I found a video of the full press conference at the time, but the best I’ve been able to find today is this one. (Hit the right button on the video window until you get to 4/12.) That link also has a written transcript.

I’ll quote the first few sentences:

Thank you, Katie, and thank you all for being here this afternoon on relatively short notice. Damon and I just got back from Baltimore. We went there this morning to meet with the parents of Jordan McNair. And I wanted to meet with them in private to express on behalf of the university our apology for their loss of their son. I said to them — and I said I will be mentioning it publicly this afternoon, but I wanted them to hear it directly from me this morning — the university accepts legal and moral responsibility for the mistakes that our training staff made on that fateful workout day of May the 29th, which of course led subsequently to his death on June 13.

“We messed up, we were wrong, and we accept responsibility for the aftermath.” Clear, concise, and contrite. All of the things our previous examples have been lacking.

Now, you can argue that statement probably should have come well before August 14th, and you would be right.
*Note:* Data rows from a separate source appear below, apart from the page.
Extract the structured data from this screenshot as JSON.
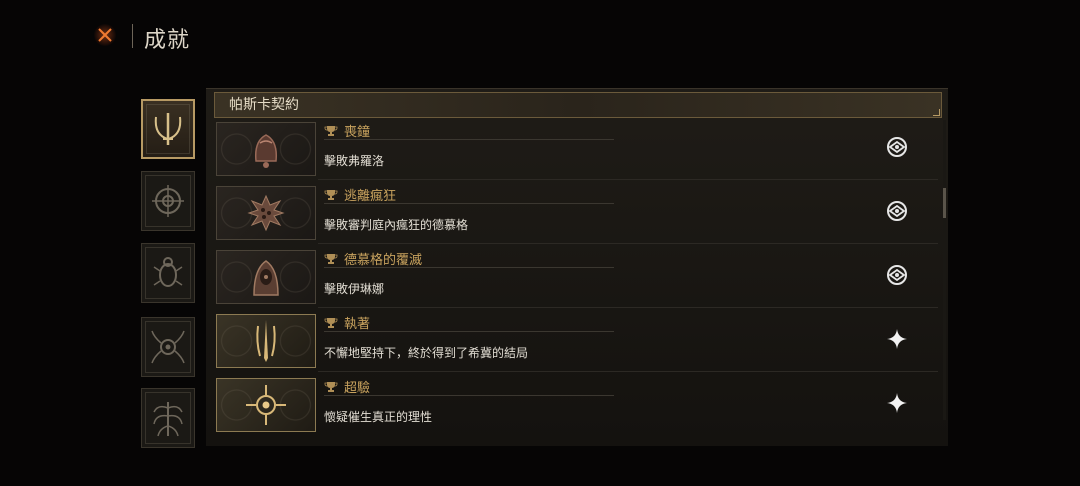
{
  "header": {
    "title": "成就",
    "close_icon": "close-x-icon"
  },
  "sidebar": {
    "categories": [
      {
        "icon": "crescent-sword-emblem-icon",
        "active": true
      },
      {
        "icon": "compass-wheel-emblem-icon",
        "active": false
      },
      {
        "icon": "scarab-emblem-icon",
        "active": false
      },
      {
        "icon": "spider-eye-emblem-icon",
        "active": false
      },
      {
        "icon": "tree-squid-emblem-icon",
        "active": false
      }
    ]
  },
  "section": {
    "title": "帕斯卡契約"
  },
  "achievements": [
    {
      "title": "喪鐘",
      "description": "擊敗弗羅洛",
      "icon": "bell-creature-icon",
      "status": "rune-emblem-icon",
      "trophy_icon": "trophy-icon"
    },
    {
      "title": "逃離瘋狂",
      "description": "擊敗審判庭內瘋狂的德慕格",
      "icon": "spiked-orb-icon",
      "status": "rune-emblem-icon",
      "trophy_icon": "trophy-icon"
    },
    {
      "title": "德慕格的覆滅",
      "description": "擊敗伊琳娜",
      "icon": "hooded-figure-icon",
      "status": "rune-emblem-icon",
      "trophy_icon": "trophy-icon"
    },
    {
      "title": "執著",
      "description": "不懈地堅持下，終於得到了希冀的結局",
      "icon": "claw-blade-icon",
      "status": "sparkle-star-icon",
      "trophy_icon": "trophy-icon"
    },
    {
      "title": "超驗",
      "description": "懷疑催生真正的理性",
      "icon": "radiant-eye-icon",
      "status": "sparkle-star-icon",
      "trophy_icon": "trophy-icon"
    }
  ],
  "colors": {
    "accent_gold": "#c9a35e",
    "active_border": "#b79a64",
    "close_orange": "#e8702a"
  }
}
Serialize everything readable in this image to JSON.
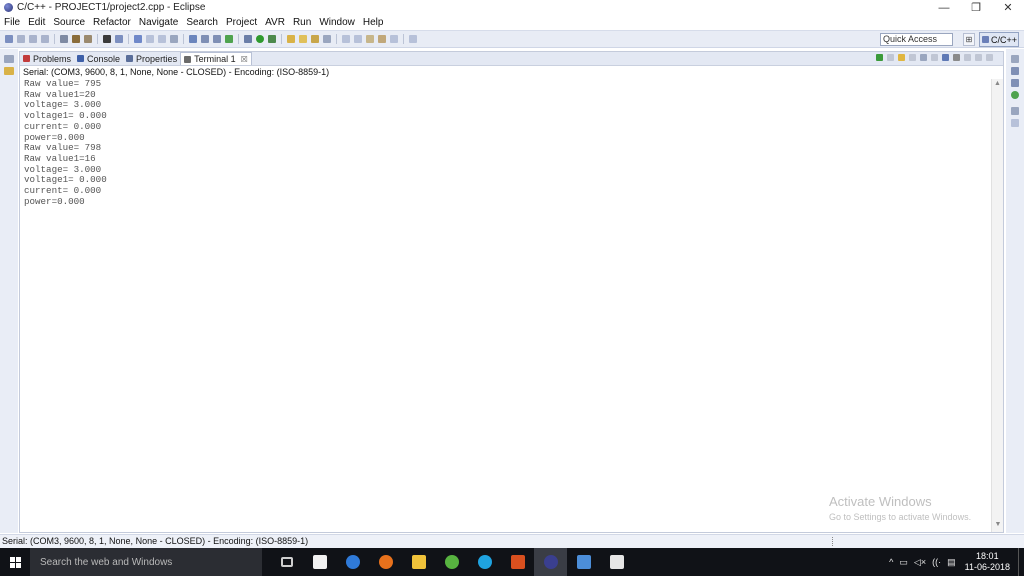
{
  "window": {
    "title": "C/C++ - PROJECT1/project2.cpp - Eclipse",
    "minimize": "—",
    "restore": "❐",
    "close": "✕"
  },
  "menu": [
    "File",
    "Edit",
    "Source",
    "Refactor",
    "Navigate",
    "Search",
    "Project",
    "AVR",
    "Run",
    "Window",
    "Help"
  ],
  "toolbar": {
    "quick_access": "Quick Access",
    "perspective": "C/C++"
  },
  "view": {
    "tabs": [
      {
        "label": "Problems",
        "color": "#c23b3b"
      },
      {
        "label": "Console",
        "color": "#3d5fa8"
      },
      {
        "label": "Properties",
        "color": "#5a6e9a"
      },
      {
        "label": "Terminal 1",
        "color": "#6b6b6b",
        "active": true
      }
    ],
    "close_glyph": "☒",
    "terminal_header": "Serial: (COM3, 9600, 8, 1, None, None - CLOSED) - Encoding: (ISO-8859-1)",
    "lines": [
      "Raw value= 795",
      "Raw value1=20",
      "voltage= 3.000",
      "voltage1= 0.000",
      "current= 0.000",
      "power=0.000",
      "Raw value= 798",
      "Raw value1=16",
      "voltage= 3.000",
      "voltage1= 0.000",
      "current= 0.000",
      "power=0.000"
    ]
  },
  "watermark": {
    "line1": "Activate Windows",
    "line2": "Go to Settings to activate Windows."
  },
  "statusbar": {
    "text": "Serial: (COM3, 9600, 8, 1, None, None - CLOSED) - Encoding: (ISO-8859-1)"
  },
  "taskbar": {
    "search_placeholder": "Search the web and Windows",
    "apps": [
      {
        "name": "task-view-icon",
        "color": "#cfcfcf"
      },
      {
        "name": "store-icon",
        "color": "#f2f2f2"
      },
      {
        "name": "edge-icon",
        "color": "#2f7ad9"
      },
      {
        "name": "firefox-icon",
        "color": "#e8711c"
      },
      {
        "name": "file-explorer-icon",
        "color": "#f0c23a"
      },
      {
        "name": "utorrent-icon",
        "color": "#57b340"
      },
      {
        "name": "skype-icon",
        "color": "#1fa3e0"
      },
      {
        "name": "office-icon",
        "color": "#d9501f"
      },
      {
        "name": "eclipse-icon",
        "color": "#3a3f8f"
      },
      {
        "name": "window-app-icon",
        "color": "#4c8ed9"
      },
      {
        "name": "photos-icon",
        "color": "#e6e6e6"
      }
    ],
    "tray": [
      "^",
      "▭",
      "◁×",
      "((·",
      "▤"
    ],
    "time": "18:01",
    "date": "11-06-2018"
  }
}
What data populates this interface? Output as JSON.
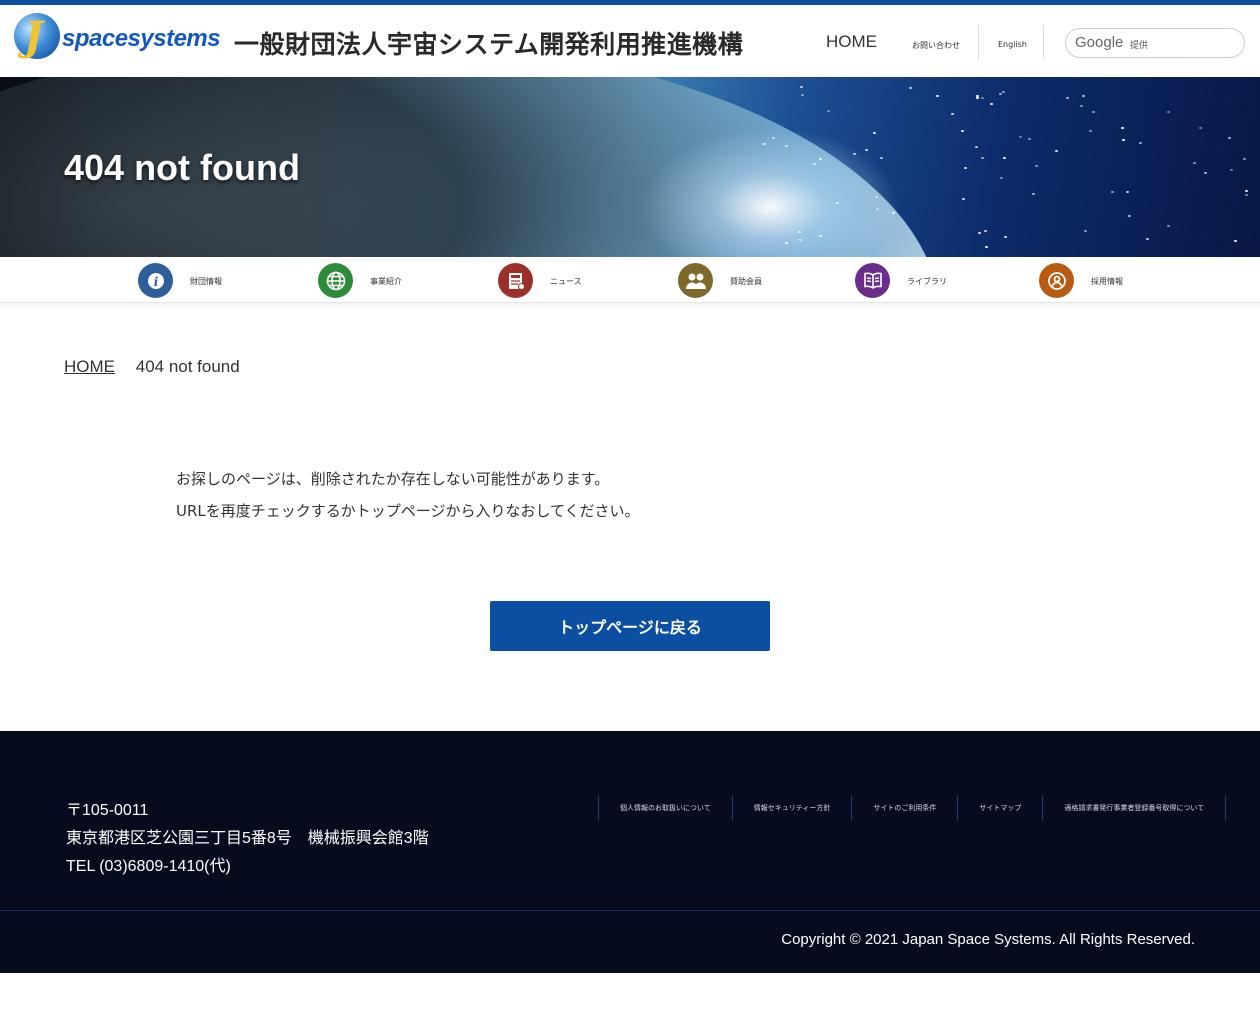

You can also argue that it was the reaction to ESPN’s report instead of responding to the actual event of McNair’s death, and you would probably be right there, too. In cases like this, a real apology has to be followed up by real action, or the apology, good or not, loses its effectiveness. As of today, the independent investigation UM launched into its football culture has still not been finalized. It’s past time for that to be done.

Still, this isn’t intended to be a celebration of UM’s entire approach following McNair’s death, merely an acknowledgement that Dr. Loh’s apology sounded like an apology should sound. When you’re looking around for a good example of an apology, you can do worse (a lot worse, as we’ve seen) than start here.